It’s okay to just do the work
firaflashYou don't always have to build a long-term sustainable solution to every problem. Sometimes you can just get it done.
Get it done
We once found a bunch of user accounts that failed to cancel. The bug wasn't interesting, once we found the issue it was quick to fix. But what do you do with all this production data that's in the wrong state?
You can't rollback the database because this wasn't a new issue. Bad accounts going back several months were interspersed with accounts that are valid. You can't fix data directly in the database either because the change needs to run side-effects in the application layer. There's a bunch of stuff that happens when you cancel an account.
We all got in a meeting and started to debate: Do we build a CLI script? Make a button for someone to press? How do we identify which accounts need fixing? What's the best way to import a spreadsheet of names? How do we make sure it's done right?

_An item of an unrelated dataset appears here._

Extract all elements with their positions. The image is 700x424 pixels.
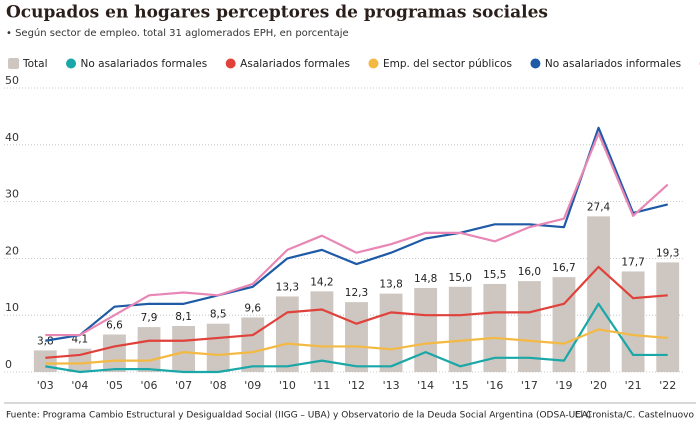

After an hour of back-and-forth our PM goes "You guys are driving me crazy. There's like 100 of these people and it takes me 3 seconds to fix each of them by hand in our admin tool. I'll just do it myself. This conversation isn't worth our time"
Fueled by pure exasperation, she then spent 2 hours clicking around the admin interface and solved the problem. Zero code, just work. It was the perfect solution.
Don't overthink the work
Not everything needs to work forever. It's okay to solve today's problem and worry about tomorrow's problems tomorrow.
Titus Winters says in Software Engineering at Google that "Software engineering is programming over time", and he's right, but often software engineering is about finding a solution that barely works. Not every problem is worth the full might of your engineering team.
Would manually cancelling user accounts work at Google scale? No, there's too many. Would it always work at startup scale? Nope. Even cancelling a few hundred by hand would be tough. Was it worth the PM's time? Probably not. She's pretty busy.
Was 2 hours of tedium worth avoiding the full overhead of writing a story, adding it to the sprint, deploying all the engineers, dealing with code review, and all the validation that comes after? Damn right it was.
Once a pointed story is on the board, it takes at least 4 person hours to resolve:
- review story to make sure it's ready for the team
- estimate and point the work
- meet to plan your solution
- do the work
- review your code
- validate in a safe environment
- deploy to prod
For small stories these steps don't take a full hour. But your whole team is there and their time adds up fast. A 10 minute meeting between 6 people makes 1 person-hour of work.
Before you do all that, evaluate what size problem you're even solving. Anything less than 4 hours isn't worth putting on the board. Or at least it's not worth using the whole process.